Even though the economy is growing, Obama claimed, “people are still anxious” about the Middle East, Russia’s slow-motion invasion of Ukraine, the Islamic jihadis in Iraq and the media-magnified fear of Ebola.

But “we’ve had one case of a person dying from Ebola that brought it in from outside,” he said.

Admittedly, that one person was allowed into the country by Obama’s lax border policies, and he did pass it to two American nurses — only a week after Obama told reporters “the chances of an outbreak, of an epidemic here are extraordinarily low.”

The two nurses “thankfully, seem to be doing better,” Obama said.

“But people are understandably concerned, in part because they’ve seen what’s happened in Africa,” Obama admitted.

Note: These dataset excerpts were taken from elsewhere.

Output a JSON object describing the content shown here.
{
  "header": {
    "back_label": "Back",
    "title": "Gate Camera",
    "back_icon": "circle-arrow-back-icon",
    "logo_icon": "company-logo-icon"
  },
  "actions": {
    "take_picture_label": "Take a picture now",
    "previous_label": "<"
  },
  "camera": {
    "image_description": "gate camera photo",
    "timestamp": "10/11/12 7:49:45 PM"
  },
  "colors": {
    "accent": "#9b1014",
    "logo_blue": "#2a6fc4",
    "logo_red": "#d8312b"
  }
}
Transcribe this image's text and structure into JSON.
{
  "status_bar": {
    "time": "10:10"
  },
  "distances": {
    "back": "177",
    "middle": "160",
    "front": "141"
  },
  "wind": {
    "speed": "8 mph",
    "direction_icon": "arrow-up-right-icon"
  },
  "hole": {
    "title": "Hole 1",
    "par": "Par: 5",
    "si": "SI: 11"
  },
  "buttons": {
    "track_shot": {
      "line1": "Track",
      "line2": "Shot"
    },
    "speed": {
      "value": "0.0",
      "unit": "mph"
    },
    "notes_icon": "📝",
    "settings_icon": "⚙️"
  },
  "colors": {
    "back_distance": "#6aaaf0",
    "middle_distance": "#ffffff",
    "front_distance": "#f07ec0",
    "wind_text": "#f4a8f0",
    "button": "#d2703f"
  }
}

Obama did not mention the repeated management flubs in his agencies that spurred him to appoint a new coordinator, and that forced officials to change their procedures for treating people with the deadly disease.

He did find a silver lining for his donors that flattered them as saviors of the world. “This is a virulent disease and it is up to us, once again, to mobilize the world’s community to do something about it, to make sure that not only we’re helping on a humanitarian basis those countries but we’re not seeing a continued epidemic and outbreak that can ultimately have a serious impact here,” he said.

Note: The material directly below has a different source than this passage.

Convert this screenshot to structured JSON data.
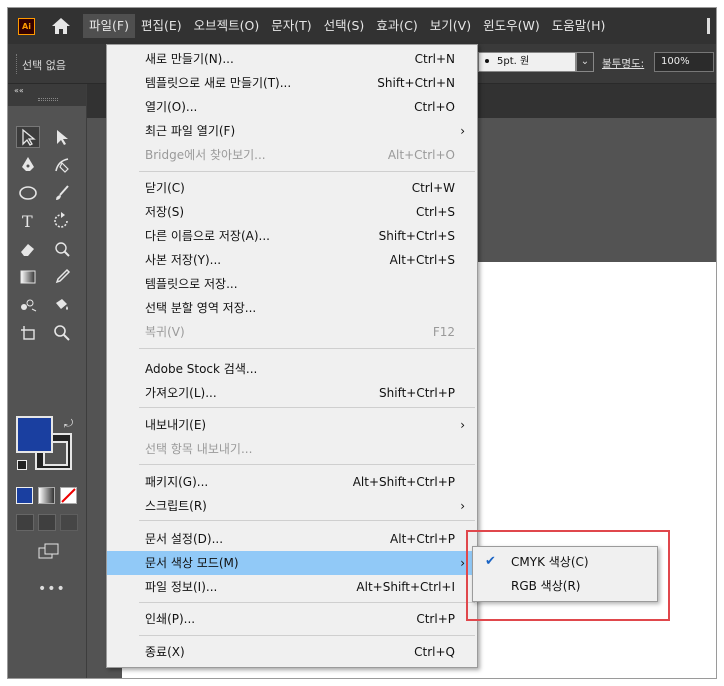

Obama also talked about how Americans are concerned in the election because their wages have stalled and Washington is gridlocked.

But that gridlock is entirely the fault of Republicans, he said. “You don’t see the Democratic Party captive to some wild ideological faction. … There’s a certain faction of Republicans in the Senate as well, have just decided that we are going to not do anything and obstruct any possible progress.”

Obama lost his House majority in 2010 after his pushed through Obamacare without offering compromises to the GOP. He’s expected to lose his majority in the Senate, unless the GOP’s leadership manages to make a major mistake in the next two weeks.